Quelles sont les erreurs à ne pas commettre ?
Au cours de l’analyse d’une demande d’emprunt immobilier, plusieurs éléments rentrent sur internet de dénombre. Quelques ont la liberté d’être à l’atout du demandeur de différents en sa défaveur. «L’une des premières trucs exigées par un employé de banque, c’est le prix de l’apport perso, signale Geoffroy Bragadir, responsable de la communication du courtier sur internet Empruntis. com.
Pour bien faire, il est nécessaire de au moins atteindre les 10% du coût du bien. Les personnes qui n’y arrivent pas, ont par moment recours au «love money», des donations ou des crédits accordés par des parents ou des amis. » La récente législation sur les donations offre du reste en outre grandes libertés au père et à la mère et grands-parents pour soutenir leurs descendants.
Eviter les prêts à l’absorption
«En règle générale, les sociétés financières n’aiment pas qu’un futur emprunteur soit engagé monétairement auprès de différents organismes, un evenement amplifié depuis la récession économique de confiance dans les zones économiques économiques, dit Christophe Crémer, Président directeur général de courtier sur internet, Meilleurtaux. com.
Il est alors nécessaire de éviter de montrer ses trois derniers relevés de dénombre avec des prêts à l’absorption traditionnels ou des prêts rechargeables. »Plus habituellement, il est nécessaire de que les trois derniers relevés de comptes du futur acheteur soient irréprochables. «Pour apaiser un employé de banque, il ne faut pas avoir eu de découvert dans les trois mois qui précèdent la sollicitation de crédit, précise Geoffroy Bragadir. Tout comme pour les rejets de chèque, c’est un signe de mauvaise gestion pour un employé de banque. » Mieux vaut donc s’astreindre à une saine gestion au jour le jour, au lieu d’effectuer un léger maquillage plusieurs semaines au préalable la sollicitation de crédit.

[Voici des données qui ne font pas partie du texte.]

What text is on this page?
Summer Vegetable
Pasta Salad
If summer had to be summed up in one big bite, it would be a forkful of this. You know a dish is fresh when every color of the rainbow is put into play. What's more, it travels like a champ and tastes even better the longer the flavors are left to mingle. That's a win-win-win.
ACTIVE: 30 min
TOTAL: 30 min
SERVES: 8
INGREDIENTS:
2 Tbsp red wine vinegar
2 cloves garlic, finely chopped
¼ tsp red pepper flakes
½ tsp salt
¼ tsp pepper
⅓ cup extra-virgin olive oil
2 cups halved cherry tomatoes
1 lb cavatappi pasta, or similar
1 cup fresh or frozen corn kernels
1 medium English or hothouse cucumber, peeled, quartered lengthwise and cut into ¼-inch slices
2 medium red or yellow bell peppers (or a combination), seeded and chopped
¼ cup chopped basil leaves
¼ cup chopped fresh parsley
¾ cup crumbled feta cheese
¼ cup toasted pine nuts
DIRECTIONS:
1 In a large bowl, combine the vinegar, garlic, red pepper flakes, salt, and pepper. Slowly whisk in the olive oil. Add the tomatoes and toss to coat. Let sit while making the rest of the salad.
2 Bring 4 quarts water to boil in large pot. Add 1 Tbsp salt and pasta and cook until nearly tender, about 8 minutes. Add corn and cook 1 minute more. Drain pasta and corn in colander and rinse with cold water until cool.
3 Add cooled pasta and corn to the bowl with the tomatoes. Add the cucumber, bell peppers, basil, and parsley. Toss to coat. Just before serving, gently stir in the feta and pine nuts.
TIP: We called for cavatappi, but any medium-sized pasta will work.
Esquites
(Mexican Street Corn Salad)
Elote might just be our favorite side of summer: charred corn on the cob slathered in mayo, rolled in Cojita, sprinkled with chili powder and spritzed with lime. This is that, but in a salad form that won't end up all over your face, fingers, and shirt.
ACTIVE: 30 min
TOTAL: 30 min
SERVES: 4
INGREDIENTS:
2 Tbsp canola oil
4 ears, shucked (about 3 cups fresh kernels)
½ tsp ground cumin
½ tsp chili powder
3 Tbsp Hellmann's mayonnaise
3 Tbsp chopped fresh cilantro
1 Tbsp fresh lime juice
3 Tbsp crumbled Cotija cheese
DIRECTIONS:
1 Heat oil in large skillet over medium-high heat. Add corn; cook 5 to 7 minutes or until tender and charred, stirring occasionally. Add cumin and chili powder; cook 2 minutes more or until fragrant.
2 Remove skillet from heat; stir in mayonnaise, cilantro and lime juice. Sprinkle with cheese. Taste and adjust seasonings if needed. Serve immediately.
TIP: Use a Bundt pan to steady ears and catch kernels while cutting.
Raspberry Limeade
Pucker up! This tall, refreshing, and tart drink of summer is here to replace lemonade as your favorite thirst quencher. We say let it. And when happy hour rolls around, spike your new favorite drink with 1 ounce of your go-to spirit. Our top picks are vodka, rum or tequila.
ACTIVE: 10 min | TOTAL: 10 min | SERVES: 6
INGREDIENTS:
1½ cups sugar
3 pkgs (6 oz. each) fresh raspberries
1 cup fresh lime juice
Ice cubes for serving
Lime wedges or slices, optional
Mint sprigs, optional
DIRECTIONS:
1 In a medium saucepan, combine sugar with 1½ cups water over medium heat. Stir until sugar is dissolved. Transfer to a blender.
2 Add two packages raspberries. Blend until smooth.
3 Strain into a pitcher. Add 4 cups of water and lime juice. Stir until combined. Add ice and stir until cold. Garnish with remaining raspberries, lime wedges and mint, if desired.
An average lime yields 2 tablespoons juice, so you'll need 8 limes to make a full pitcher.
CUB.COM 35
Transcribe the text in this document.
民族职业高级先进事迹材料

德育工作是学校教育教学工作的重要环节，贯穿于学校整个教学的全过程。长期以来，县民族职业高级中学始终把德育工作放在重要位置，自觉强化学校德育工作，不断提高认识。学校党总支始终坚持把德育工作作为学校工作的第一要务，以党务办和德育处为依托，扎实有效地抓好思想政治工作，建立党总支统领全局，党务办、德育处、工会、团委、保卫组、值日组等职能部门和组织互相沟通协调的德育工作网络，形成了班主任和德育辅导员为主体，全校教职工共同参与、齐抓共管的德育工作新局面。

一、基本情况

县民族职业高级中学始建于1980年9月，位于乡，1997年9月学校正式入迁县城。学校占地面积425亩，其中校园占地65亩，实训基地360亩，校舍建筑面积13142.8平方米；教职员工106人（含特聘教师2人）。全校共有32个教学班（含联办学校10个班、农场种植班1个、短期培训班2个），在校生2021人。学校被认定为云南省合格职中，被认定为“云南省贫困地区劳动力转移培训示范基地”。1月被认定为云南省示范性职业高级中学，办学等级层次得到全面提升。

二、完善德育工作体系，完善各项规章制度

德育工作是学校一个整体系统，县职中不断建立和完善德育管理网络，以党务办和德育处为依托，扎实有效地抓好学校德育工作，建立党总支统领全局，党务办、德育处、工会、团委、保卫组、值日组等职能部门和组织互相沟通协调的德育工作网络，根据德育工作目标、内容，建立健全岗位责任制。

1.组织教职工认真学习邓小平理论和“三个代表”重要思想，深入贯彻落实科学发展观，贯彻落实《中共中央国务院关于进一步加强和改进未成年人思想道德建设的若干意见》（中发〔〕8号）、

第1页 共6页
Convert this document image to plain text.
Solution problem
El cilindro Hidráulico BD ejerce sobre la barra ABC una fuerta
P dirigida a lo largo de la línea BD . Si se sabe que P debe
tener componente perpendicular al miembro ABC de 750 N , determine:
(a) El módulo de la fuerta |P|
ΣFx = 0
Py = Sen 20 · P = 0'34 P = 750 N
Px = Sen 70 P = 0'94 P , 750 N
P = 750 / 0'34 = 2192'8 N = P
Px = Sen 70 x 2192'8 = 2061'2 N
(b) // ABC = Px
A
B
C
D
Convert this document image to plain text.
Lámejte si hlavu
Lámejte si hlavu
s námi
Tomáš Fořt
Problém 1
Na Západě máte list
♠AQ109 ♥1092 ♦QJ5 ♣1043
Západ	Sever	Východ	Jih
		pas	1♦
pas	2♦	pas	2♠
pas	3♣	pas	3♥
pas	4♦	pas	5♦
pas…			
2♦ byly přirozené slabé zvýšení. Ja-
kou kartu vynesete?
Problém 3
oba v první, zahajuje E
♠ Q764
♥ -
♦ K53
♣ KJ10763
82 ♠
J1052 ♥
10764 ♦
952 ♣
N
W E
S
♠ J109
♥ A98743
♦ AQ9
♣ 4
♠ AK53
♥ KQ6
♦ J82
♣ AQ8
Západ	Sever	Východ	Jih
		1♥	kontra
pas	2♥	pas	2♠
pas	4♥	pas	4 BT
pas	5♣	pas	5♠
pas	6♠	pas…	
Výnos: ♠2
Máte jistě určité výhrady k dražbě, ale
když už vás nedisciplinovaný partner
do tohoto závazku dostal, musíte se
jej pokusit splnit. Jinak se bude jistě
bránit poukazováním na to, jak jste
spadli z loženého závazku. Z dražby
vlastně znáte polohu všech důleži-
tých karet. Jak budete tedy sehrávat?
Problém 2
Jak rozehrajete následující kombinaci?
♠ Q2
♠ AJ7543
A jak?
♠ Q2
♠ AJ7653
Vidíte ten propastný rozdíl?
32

Des denouements pour les plus modestes
Plus étonnant, Christophe Crémer ne recommande pas d’effectuer un investissement locatif dans les 3 années au préalable une achat. «Un employé de banque sera réticent à prêter à un ménage proche du seuil des 33% de faillite personnelle si il a, en outre, des remboursements associés à un investissement locatif, même en autofinancement [ndlr : le loyer reçu est au moins égal a la mensualité]. »
Enfin, pour les foyers qui se regardent décliner une ou de nombreux requêtes d’emprunt par des sociétés financières, il y a une résolution : les agents en crédit immobilier. «Le marché des exclus représente près d’un quart de notre activité, dit Philippe Taboret du courtier immobilier Capfi. Si des particuliers solvables se regardent décliner des crédits pour de mauvaises causes : couac d’assurances, taux de faillite personnelle limite, historique bancaire dur néanmoins situation solide maintenant, etc. Nous sommes en capacité d’atteindre des services. » Surtout, l’emploi optimisée de la plupart des courbes de crédits subsidiaires.